The phase of keeping length that it should be noted that each son field is different with the phase pulse number of keeping.In order to rely on 8 sons to show 256 grades of gray scales, it is constant that the phase of keeping of suppose 8 son fields is kept pulsed frequency, and then their pulse number of keeping must be with 1: 2: 4: 8: 16: 32: 64: 128 proportionate relationship increased progressively.There is one group of positive negative pulse stuffing the phase of keeping of promptly supposing first son field, and then there are two groups of positive negative pulse stuffings the phase of keeping of second son field, and there are four groups of positive negative pulse stuffings the 3rd sub the phase of keeping, and the like, there are 128 groups of positive negative pulse stuffings the 8th sub-field.Rely on different sons field to keep pulse action whether combination, just can realize 0 to 255 these 256 grades of gray scales.For example certain pixel will show 113 this grade gray scales because 113=64+32+16+1, so as long as in the address period of son one, five, six, seven these four sons to this address pixels, can on this frame image, obtain 113 grades of required gray scales of this pixel.
To keep the space charged particle distribution that pulse leaves over relevant because the discharge N-process of erasing period is with last.Erasing pulse waveform in the conventional store formula drive scheme has adopted the positive and negative burst pulse erase mode that replaces.But actual have only with the opposite polarity burst pulse of last erasing pulse scrubbing action is just arranged, so the positive and negative burst pulse sequence that replaces of erasing period can be reduced to the burst pulse sequence of single polarity.
(3) summary of the invention
Fundamental purpose of the present invention is in order to keep the display efficiency of conductive grid sheet type plasma display screen, to simplify the waveform of erasing pulse simultaneously.Concrete scheme of the present invention is the erasing period in each son field, utilize scan electrode to produce one to tens ratio and keep the narrow erasing pulse of pulse width, pulse width in 1.5 microseconds between 100 nanoseconds, and addressing electrode keeps ground state, aperture plate plate electrode ground connection or suspension, forming effective Electric Field Distribution with this wipes, the positive-negative polarity of described narrow erasing pulse is opposite with last polarity of keeping pulse, if promptly last to keep pulse be negative pulse on the scan electrode, then the burst pulse of erasing period all is the positive pulse on the scan electrode, as shown in Figure 5.
Beneficial effect of the present invention: the image of realizing the band gray level shows, has improved display efficiency and brightness of display screen.
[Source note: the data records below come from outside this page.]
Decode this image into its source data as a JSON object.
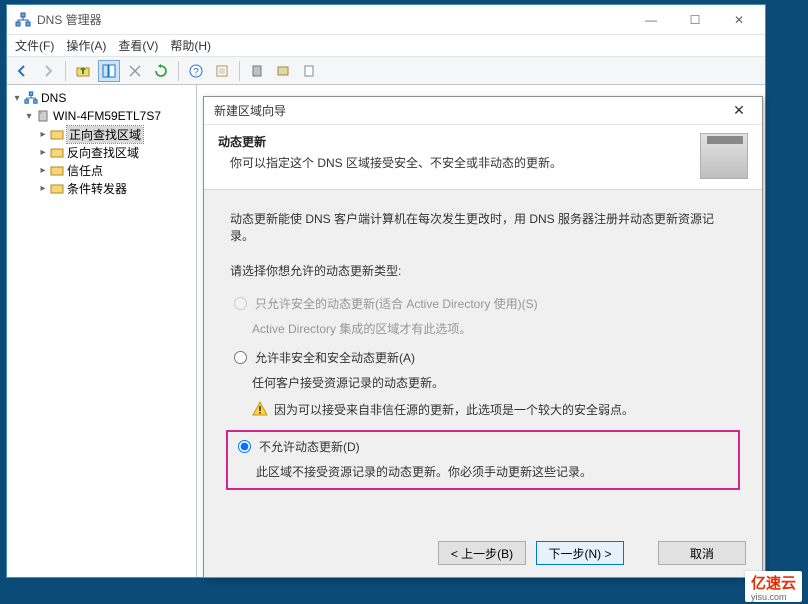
{
  "window": {
    "title": "DNS 管理器",
    "menus": [
      "文件(F)",
      "操作(A)",
      "查看(V)",
      "帮助(H)"
    ],
    "win_controls": {
      "min": "—",
      "max": "☐",
      "close": "✕"
    }
  },
  "tree": {
    "root": "DNS",
    "server": "WIN-4FM59ETL7S7",
    "nodes": [
      "正向查找区域",
      "反向查找区域",
      "信任点",
      "条件转发器"
    ]
  },
  "wizard": {
    "title": "新建区域向导",
    "header_title": "动态更新",
    "header_sub": "你可以指定这个 DNS 区域接受安全、不安全或非动态的更新。",
    "intro": "动态更新能使 DNS 客户端计算机在每次发生更改时，用 DNS 服务器注册并动态更新资源记录。",
    "prompt": "请选择你想允许的动态更新类型:",
    "opt1_label": "只允许安全的动态更新(适合 Active Directory 使用)(S)",
    "opt1_desc": "Active Directory 集成的区域才有此选项。",
    "opt2_label": "允许非安全和安全动态更新(A)",
    "opt2_desc": "任何客户接受资源记录的动态更新。",
    "opt2_warn": "因为可以接受来自非信任源的更新，此选项是一个较大的安全弱点。",
    "opt3_label": "不允许动态更新(D)",
    "opt3_desc": "此区域不接受资源记录的动态更新。你必须手动更新这些记录。",
    "back": "< 上一步(B)",
    "next": "下一步(N) >",
    "cancel": "取消"
  },
  "watermark": {
    "main": "亿速云",
    "sub": "yisu.com"
  }
}
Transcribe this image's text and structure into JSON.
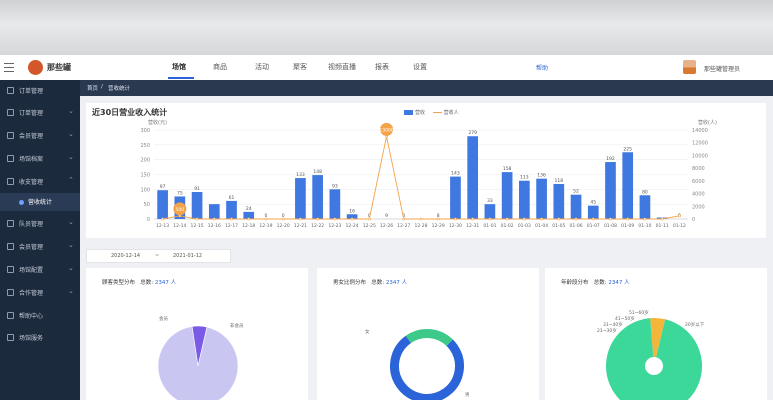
{
  "header": {
    "logo_text": "那些罐",
    "nav": [
      "场馆",
      "商品",
      "活动",
      "聚客",
      "视频直播",
      "报表",
      "设置"
    ],
    "active_nav": 0,
    "help": "帮助",
    "username": "那些罐管理员"
  },
  "sidebar": {
    "items": [
      {
        "label": "订单管理",
        "chevron": false
      },
      {
        "label": "订单管理",
        "chevron": true
      },
      {
        "label": "会员管理",
        "chevron": true
      },
      {
        "label": "场馆档案",
        "chevron": true
      },
      {
        "label": "收支管理",
        "chevron": true
      },
      {
        "label": "营收统计",
        "sub": true
      },
      {
        "label": "队员管理",
        "chevron": true
      },
      {
        "label": "会员管理",
        "chevron": true
      },
      {
        "label": "场馆配置",
        "chevron": true
      },
      {
        "label": "合作管理",
        "chevron": true
      },
      {
        "label": "帮助中心",
        "chevron": false
      },
      {
        "label": "场馆服务",
        "chevron": false
      }
    ]
  },
  "breadcrumb": [
    "首页",
    "营收统计"
  ],
  "main": {
    "title": "近30日营业收入统计",
    "legend": [
      "营收",
      "营收人"
    ],
    "left_unit": "营收(元)",
    "right_unit": "营收(人)"
  },
  "chart_data": {
    "type": "bar",
    "categories": [
      "12-13",
      "12-14",
      "12-15",
      "12-16",
      "12-17",
      "12-18",
      "12-19",
      "12-20",
      "12-21",
      "12-22",
      "12-23",
      "12-24",
      "12-25",
      "12-26",
      "12-27",
      "12-28",
      "12-29",
      "12-30",
      "12-31",
      "01-01",
      "01-02",
      "01-03",
      "01-04",
      "01-05",
      "01-06",
      "01-07",
      "01-08",
      "01-09",
      "01-10",
      "01-11",
      "01-12"
    ],
    "series": [
      {
        "name": "营收",
        "axis": "left",
        "values": [
          97,
          76,
          91,
          50,
          61,
          24,
          0,
          0,
          138,
          148,
          100,
          16,
          0,
          0,
          0,
          0,
          0,
          143,
          279,
          50,
          158,
          129,
          136,
          118,
          82,
          45,
          192,
          225,
          80,
          5,
          0
        ],
        "labels": [
          "97",
          "75",
          "91",
          "",
          "61",
          "24",
          "0",
          "0",
          "133",
          "148",
          "93",
          "16",
          "0",
          "9",
          "0",
          "",
          "8",
          "143",
          "279",
          "33",
          "158",
          "113",
          "136",
          "118",
          "52",
          "45",
          "192",
          "225",
          "80",
          "",
          "0"
        ]
      },
      {
        "name": "营收人",
        "axis": "right",
        "values": [
          0,
          500,
          0,
          0,
          0,
          0,
          0,
          0,
          0,
          0,
          0,
          0,
          0,
          13000,
          0,
          0,
          0,
          0,
          0,
          0,
          0,
          0,
          0,
          0,
          0,
          0,
          0,
          0,
          0,
          0,
          500
        ]
      }
    ],
    "ylim_left": [
      0,
      300
    ],
    "left_ticks": [
      "0",
      "50",
      "100",
      "150",
      "200",
      "250",
      "300"
    ],
    "ylim_right": [
      0,
      14000
    ],
    "right_ticks": [
      "0",
      "2000",
      "4000",
      "6000",
      "8000",
      "10000",
      "12000",
      "14000"
    ],
    "highlight": [
      {
        "index": 1,
        "label": "500"
      },
      {
        "index": 13,
        "label": "13000"
      }
    ]
  },
  "date_range": {
    "start": "2020-12-14",
    "separator": "~",
    "end": "2021-01-12"
  },
  "panels": [
    {
      "title": "顾客类型分布",
      "total_label": "总数:",
      "total": "2347 人",
      "labels": [
        "会员",
        "非会员"
      ],
      "colors": [
        "#7b5be6",
        "#c9c7f2"
      ],
      "values": [
        6,
        94
      ]
    },
    {
      "title": "男女比例分布",
      "total_label": "总数:",
      "total": "2347 人",
      "labels": [
        "女",
        "男"
      ],
      "colors": [
        "#3cc98a",
        "#2a64d8"
      ],
      "values": [
        22,
        78
      ]
    },
    {
      "title": "年龄段分布",
      "total_label": "总数:",
      "total": "2347 人",
      "labels": [
        "51~60岁",
        "41~50岁",
        "31~40岁",
        "21~30岁",
        "20岁以下",
        "20以下"
      ],
      "colors": [
        "#f3b63a",
        "#3cd89a"
      ],
      "values": [
        5,
        95
      ]
    }
  ]
}
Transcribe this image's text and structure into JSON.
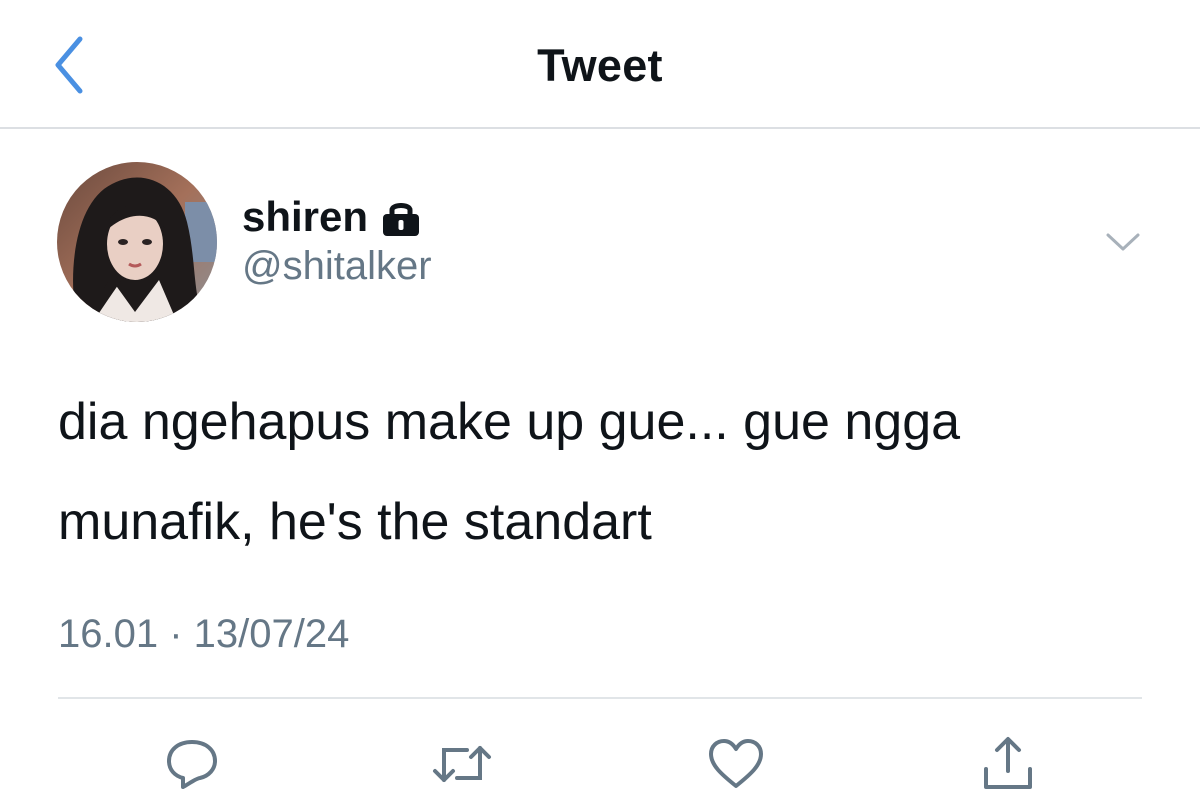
{
  "header": {
    "title": "Tweet",
    "back_icon": "chevron-left-icon",
    "accent_color": "#4a90e2"
  },
  "tweet": {
    "display_name": "shiren",
    "protected_icon": "lock-icon",
    "handle": "@shitalker",
    "text": "dia ngehapus make up gue... gue ngga munafik, he's the standart",
    "timestamp": "16.01 · 13/07/24",
    "more_icon": "chevron-down-icon"
  },
  "actions": [
    {
      "name": "reply",
      "icon": "comment-icon"
    },
    {
      "name": "retweet",
      "icon": "retweet-icon"
    },
    {
      "name": "like",
      "icon": "heart-icon"
    },
    {
      "name": "share",
      "icon": "share-icon"
    }
  ],
  "colors": {
    "text_primary": "#0f1419",
    "text_secondary": "#657786",
    "divider": "#e1e5e8"
  }
}
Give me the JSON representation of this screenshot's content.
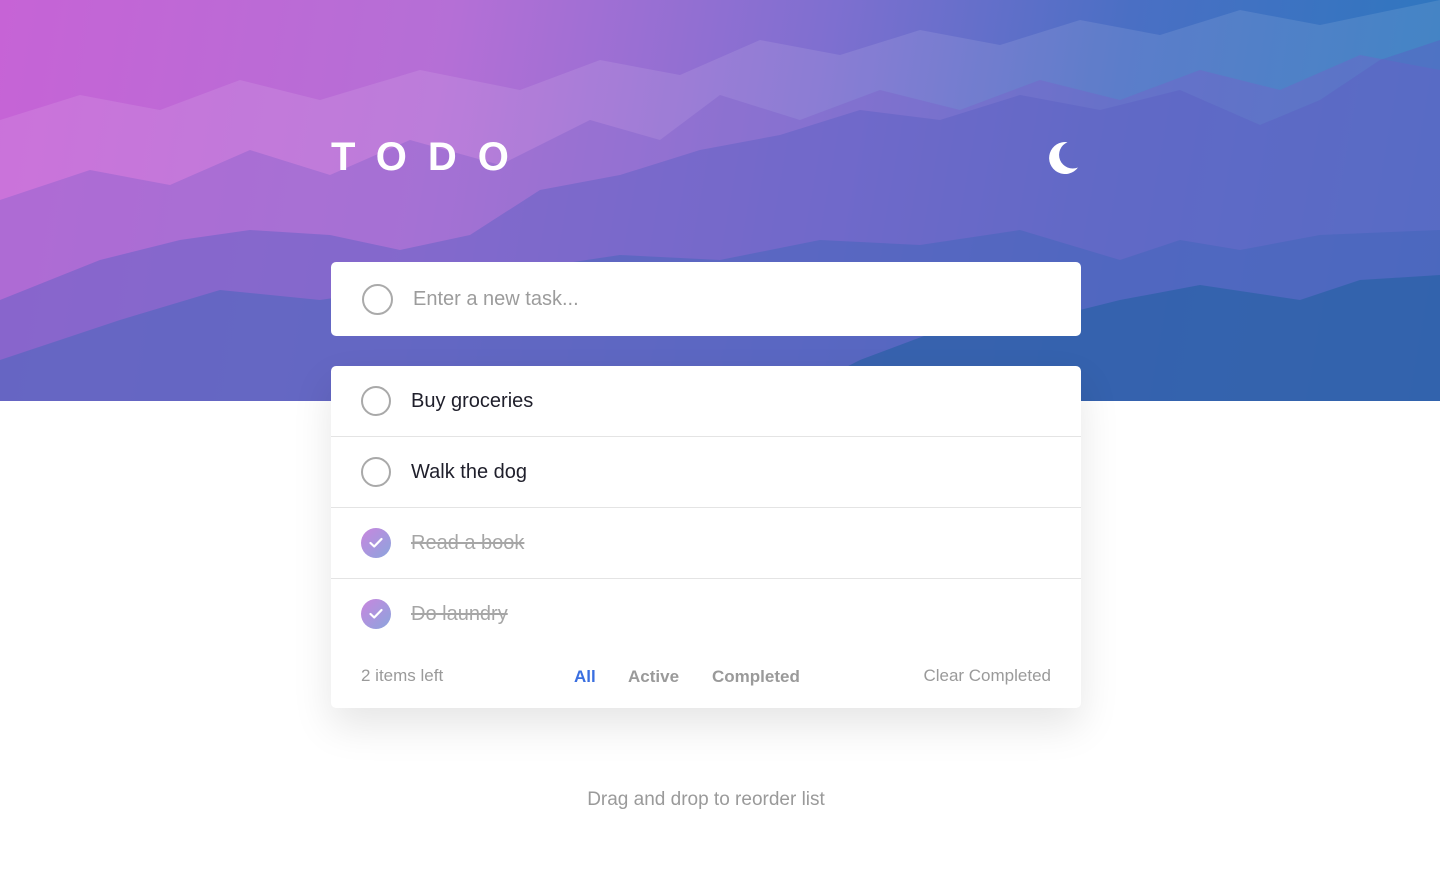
{
  "app": {
    "title": "TODO",
    "theme_toggle_icon": "moon-icon"
  },
  "new_task": {
    "placeholder": "Enter a new task...",
    "value": ""
  },
  "todos": [
    {
      "text": "Buy groceries",
      "completed": false
    },
    {
      "text": "Walk the dog",
      "completed": false
    },
    {
      "text": "Read a book",
      "completed": true
    },
    {
      "text": "Do laundry",
      "completed": true
    }
  ],
  "footer": {
    "items_left": "2 items left",
    "filters": [
      {
        "label": "All",
        "active": true
      },
      {
        "label": "Active",
        "active": false
      },
      {
        "label": "Completed",
        "active": false
      }
    ],
    "clear_label": "Clear Completed"
  },
  "hint": "Drag and drop to reorder list",
  "colors": {
    "accent": "#3a6fe0",
    "check_gradient_start": "#c986de",
    "check_gradient_end": "#8aa5dd",
    "hero_start": "#c663d6",
    "hero_end": "#2a78be"
  }
}
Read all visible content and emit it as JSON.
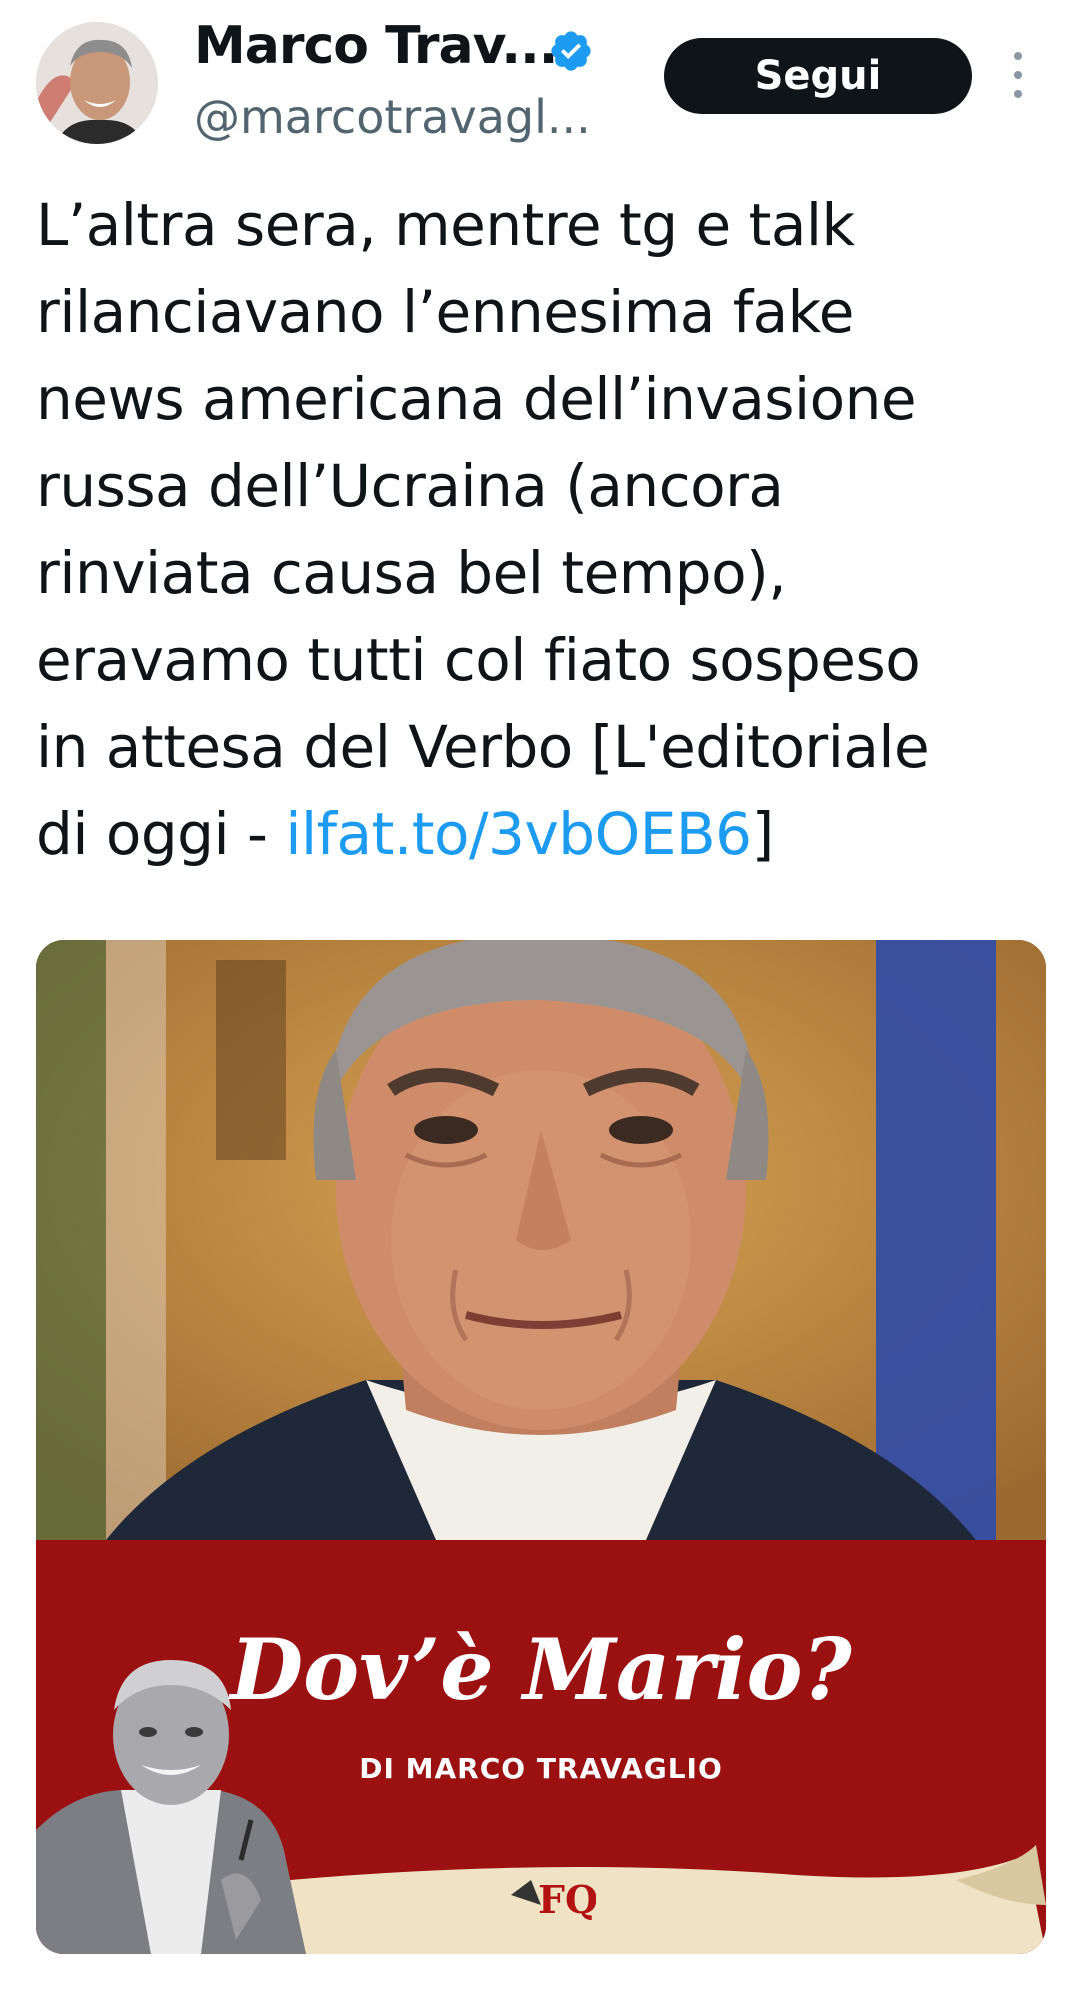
{
  "header": {
    "display_name": "Marco Trav...",
    "handle": "@marcotravagl...",
    "follow_label": "Segui"
  },
  "tweet": {
    "lines": [
      "L’altra sera, mentre tg e talk",
      "rilanciavano l’ennesima fake",
      "news americana dell’invasione",
      "russa dell’Ucraina (ancora",
      "rinviata causa bel tempo),",
      "eravamo tutti col fiato sospeso",
      "in attesa del Verbo [L'editoriale"
    ],
    "last_line_prefix": "di oggi - ",
    "link_text": "ilfat.to/3vbOEB6",
    "last_line_suffix": "]"
  },
  "media": {
    "title": "Dov’è Mario?",
    "byline": "DI MARCO TRAVAGLIO",
    "logo_text": "FQ"
  },
  "colors": {
    "link": "#1d9bf0",
    "follow_bg": "#0f1419",
    "banner": "#9b1010",
    "verified": "#1d9bf0"
  },
  "icons": [
    "verified-badge-icon",
    "more-options-icon",
    "avatar",
    "fq-logo"
  ]
}
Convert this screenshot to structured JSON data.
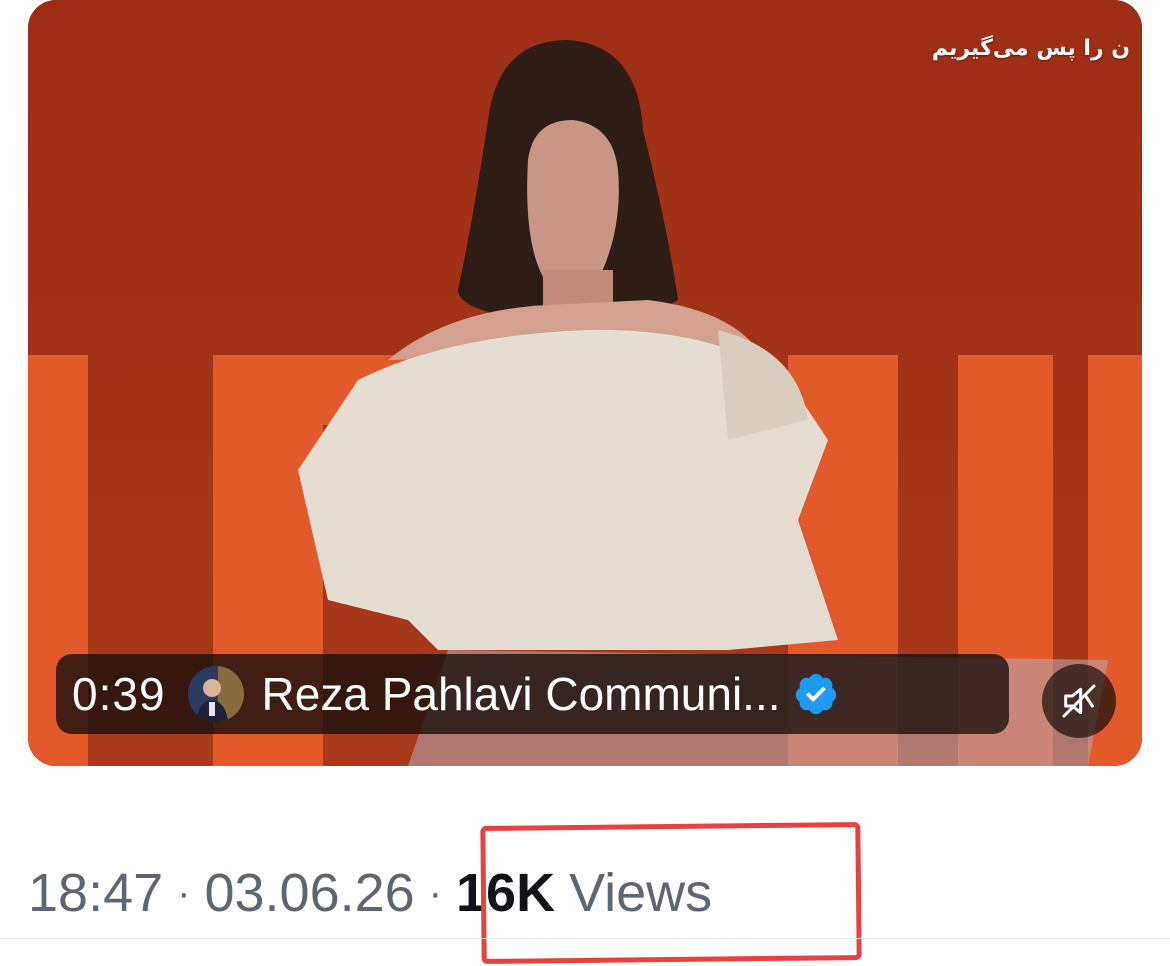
{
  "video": {
    "overlay_caption": "ن را پس می‌گیریم",
    "duration": "0:39",
    "account_name": "Reza Pahlavi Communi...",
    "verified": true,
    "muted": true
  },
  "tweet_meta": {
    "time": "18:47",
    "date": "03.06.26",
    "separator": "·",
    "views_count": "16K",
    "views_label": "Views"
  },
  "colors": {
    "verified_badge": "#1d9bf0",
    "highlight": "#e8413f",
    "backdrop": "#a8331a"
  },
  "icons": {
    "verified": "verified-badge-icon",
    "mute": "speaker-muted-icon"
  }
}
(4) appended drawings 1 is the narrow erase pulse sequence waveform synoptic diagram of single polarity for conventional store formula drive scheme scheduling synoptic diagram accompanying drawing 4 for traditional approach each the electrode work wave synoptic diagram accompanying drawing 5 of height field that places an order for conductive grid sheet type plasma display screen electrode relative position distribution synoptic diagram accompanying drawing 3 for the structural representation accompanying drawing 2 of conductive grid sheet type plasma display board.Wherein (a) is positive erase pulse sequence waveform synoptic diagram; (b) be negative erase pulse sequence waveform synoptic diagram.
(5) embodiment
On the basis of foregoing invention, further consider concrete drive scheme, propose following examples.1. the structure of conductive grid sheet type plasma display board mainly is made of metacoxal plate 1, aperture plate plate 3 and prebasal plate 2.Metacoxal plate 1 comprises back substrate glass substrate 4, film first electrode 5 (addressing electrode) that forms on back substrate glass substrate 4, the dielectric layer 6 that forms on back substrate glass substrate 4, the diaphragm 7 that forms on dielectric layer 6; Prebasal plate 2 comprises preceding substrate glass substrate 8, form on preceding substrate glass substrate 8 lower surfaces with metacoxal plate 1 on second electrode 9 (scan electrode) of 5 one-tenth spatial vertical quadratures of first electrode, the dielectric layer 10 that on the lower surface of second electrode 9, forms, the diaphragm 11 that on dielectric layer 10, forms; The aperture plate plate 3 that is clipped between the front-back baseboard 1,2 is current-carrying plates (public electrode) that comprise the grid hole array.In grid hole, fill required working gas, just become the discharge cell space of this plasma display screen with certain air pressure.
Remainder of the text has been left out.